Pela idade do paciente e a grave disfunção cardíaca, o risco de uma cirurgia convencional seria arriscado. Apesar da taxa de mortalidade não ser elevada (5%) em cirurgias abertas para correção de fístulas, o risco de recidiva varia de 20% a 30% dos casos exigindo reintervenções pós-cirúrgicas. “Provavelmente porque um ponto solta ou a sutura não fica adequada e o cirurgião não consegue ver isso na hora. Daí, depois um tempo, a fístula pode voltar”, comenta Gioppato.

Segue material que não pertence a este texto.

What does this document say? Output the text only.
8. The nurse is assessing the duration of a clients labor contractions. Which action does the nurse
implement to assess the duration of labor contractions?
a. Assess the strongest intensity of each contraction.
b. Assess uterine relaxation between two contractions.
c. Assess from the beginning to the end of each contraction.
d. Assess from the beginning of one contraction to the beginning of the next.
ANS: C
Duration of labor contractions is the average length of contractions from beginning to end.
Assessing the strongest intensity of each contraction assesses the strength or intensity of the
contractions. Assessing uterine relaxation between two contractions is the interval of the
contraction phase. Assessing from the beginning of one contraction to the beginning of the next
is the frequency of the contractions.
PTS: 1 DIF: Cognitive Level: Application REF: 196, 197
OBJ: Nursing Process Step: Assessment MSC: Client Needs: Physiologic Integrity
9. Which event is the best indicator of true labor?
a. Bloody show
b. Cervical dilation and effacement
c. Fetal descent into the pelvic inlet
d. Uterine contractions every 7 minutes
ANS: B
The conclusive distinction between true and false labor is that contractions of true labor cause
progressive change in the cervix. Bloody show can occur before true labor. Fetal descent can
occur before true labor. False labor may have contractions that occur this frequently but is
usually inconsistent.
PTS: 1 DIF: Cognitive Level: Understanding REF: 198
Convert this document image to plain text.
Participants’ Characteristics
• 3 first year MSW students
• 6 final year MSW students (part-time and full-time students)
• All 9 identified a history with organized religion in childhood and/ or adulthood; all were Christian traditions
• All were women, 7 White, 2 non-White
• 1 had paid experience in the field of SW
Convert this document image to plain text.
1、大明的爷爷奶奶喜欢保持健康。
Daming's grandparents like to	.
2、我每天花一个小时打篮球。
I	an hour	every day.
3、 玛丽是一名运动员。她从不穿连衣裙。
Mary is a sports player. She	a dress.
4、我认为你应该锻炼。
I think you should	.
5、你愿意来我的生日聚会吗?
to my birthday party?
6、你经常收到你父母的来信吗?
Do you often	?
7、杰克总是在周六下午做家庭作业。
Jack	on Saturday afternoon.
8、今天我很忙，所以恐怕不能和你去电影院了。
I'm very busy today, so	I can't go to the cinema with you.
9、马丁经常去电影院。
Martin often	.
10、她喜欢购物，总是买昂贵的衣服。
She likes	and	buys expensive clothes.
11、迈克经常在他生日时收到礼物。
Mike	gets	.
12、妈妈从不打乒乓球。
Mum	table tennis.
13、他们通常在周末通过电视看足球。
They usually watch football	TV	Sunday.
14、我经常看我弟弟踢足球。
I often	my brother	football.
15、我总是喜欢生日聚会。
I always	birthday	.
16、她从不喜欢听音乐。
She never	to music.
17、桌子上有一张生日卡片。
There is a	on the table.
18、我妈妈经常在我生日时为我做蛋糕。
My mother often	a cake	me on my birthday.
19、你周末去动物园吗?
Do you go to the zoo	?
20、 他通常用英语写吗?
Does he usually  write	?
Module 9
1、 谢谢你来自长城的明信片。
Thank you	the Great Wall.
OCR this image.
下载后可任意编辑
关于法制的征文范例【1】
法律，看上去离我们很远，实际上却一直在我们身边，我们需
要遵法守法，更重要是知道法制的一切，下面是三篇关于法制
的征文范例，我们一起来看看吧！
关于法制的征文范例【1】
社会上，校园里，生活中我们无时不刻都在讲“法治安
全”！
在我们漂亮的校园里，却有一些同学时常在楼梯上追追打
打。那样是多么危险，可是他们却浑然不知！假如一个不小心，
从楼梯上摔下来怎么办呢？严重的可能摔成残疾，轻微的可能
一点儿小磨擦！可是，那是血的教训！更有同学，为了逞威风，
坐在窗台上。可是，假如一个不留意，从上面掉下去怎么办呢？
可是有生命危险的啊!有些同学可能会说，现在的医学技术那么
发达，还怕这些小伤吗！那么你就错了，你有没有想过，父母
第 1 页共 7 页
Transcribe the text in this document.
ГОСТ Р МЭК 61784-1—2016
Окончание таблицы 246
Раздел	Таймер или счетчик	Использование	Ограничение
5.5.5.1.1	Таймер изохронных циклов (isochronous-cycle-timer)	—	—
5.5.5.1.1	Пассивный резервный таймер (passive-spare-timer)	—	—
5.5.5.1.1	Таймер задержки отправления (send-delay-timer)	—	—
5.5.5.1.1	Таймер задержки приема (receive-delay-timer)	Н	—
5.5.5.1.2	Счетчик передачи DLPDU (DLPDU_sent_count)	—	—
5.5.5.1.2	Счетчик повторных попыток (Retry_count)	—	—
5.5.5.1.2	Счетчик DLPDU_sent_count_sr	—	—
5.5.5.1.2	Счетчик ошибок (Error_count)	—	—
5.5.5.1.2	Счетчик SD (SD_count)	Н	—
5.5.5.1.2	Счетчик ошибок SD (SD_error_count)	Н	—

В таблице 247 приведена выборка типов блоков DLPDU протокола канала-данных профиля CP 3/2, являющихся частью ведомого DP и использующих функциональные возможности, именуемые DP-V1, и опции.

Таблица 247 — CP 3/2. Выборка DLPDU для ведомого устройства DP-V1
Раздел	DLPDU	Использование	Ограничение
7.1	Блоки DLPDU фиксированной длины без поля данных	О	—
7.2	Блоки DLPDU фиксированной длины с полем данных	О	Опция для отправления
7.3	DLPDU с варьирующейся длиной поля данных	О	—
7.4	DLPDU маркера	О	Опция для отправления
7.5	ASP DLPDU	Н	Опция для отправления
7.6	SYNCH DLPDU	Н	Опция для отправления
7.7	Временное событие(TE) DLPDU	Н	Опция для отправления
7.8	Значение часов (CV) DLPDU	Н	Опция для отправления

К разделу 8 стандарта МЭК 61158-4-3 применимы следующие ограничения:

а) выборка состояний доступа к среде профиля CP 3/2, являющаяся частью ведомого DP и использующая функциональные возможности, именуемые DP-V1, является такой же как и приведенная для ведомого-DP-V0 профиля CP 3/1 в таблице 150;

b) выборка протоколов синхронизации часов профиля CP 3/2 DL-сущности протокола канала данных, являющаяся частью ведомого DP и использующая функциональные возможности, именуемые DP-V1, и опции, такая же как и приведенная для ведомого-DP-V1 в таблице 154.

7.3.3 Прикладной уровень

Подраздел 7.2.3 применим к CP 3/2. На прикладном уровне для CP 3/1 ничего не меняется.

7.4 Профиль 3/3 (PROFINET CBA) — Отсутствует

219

Procedimento é realizado por punções na pele
Após criteriosa análise utilizando métodos ecotransesofágico e tomografia, as equipes envolvidas no diagnóstico do paciente – cardiologia clínica, ecocardiografia, cirurgia cardíaca e cardiologia intervencionista – optaram pelo procedimento percutâneo. A técnica permite tratar fístulas cardíacas com a utilização de dispositivos de oclusão desenhados para fazer a correção de defeitos intracardíacos congênitos.
O procedimento é feito através da pele. São feitas duas punções, uma numa artéria e outra numa veia localizada na virilha. Através do trajeto da fístula é feito uma alça com um fio guia que vai do lado venoso para o lado arterial do coração. Por cima desse fio, entrando pelo lado venoso, é colocado um introdutor com quatro milímetros de diâmetro por onde os cirurgiões levam o dispositivo até o local da fístula. Ao ser liderado no local, o dispositivo em forma de dois guarda-chuvas, se abre e fecha a fístula, interrompendo a comunicação anormal entre a aorta e o átrio direito.
Imagem de cateterismo Prótese ocluindo a f´ístula
De acordo com Gioppato, esse foi um procedimento emblemático da cardiologia do HC da Unicamp, uma vez que foram reunidos num mesmo ambiente as equipes da cardiologia intervencionista, cirúrgica e clínica, da anestesia, da radiologia e da ecocardiografia, além da superintendência, que autorizou a compra do dispositivo para a realização da cirurgia.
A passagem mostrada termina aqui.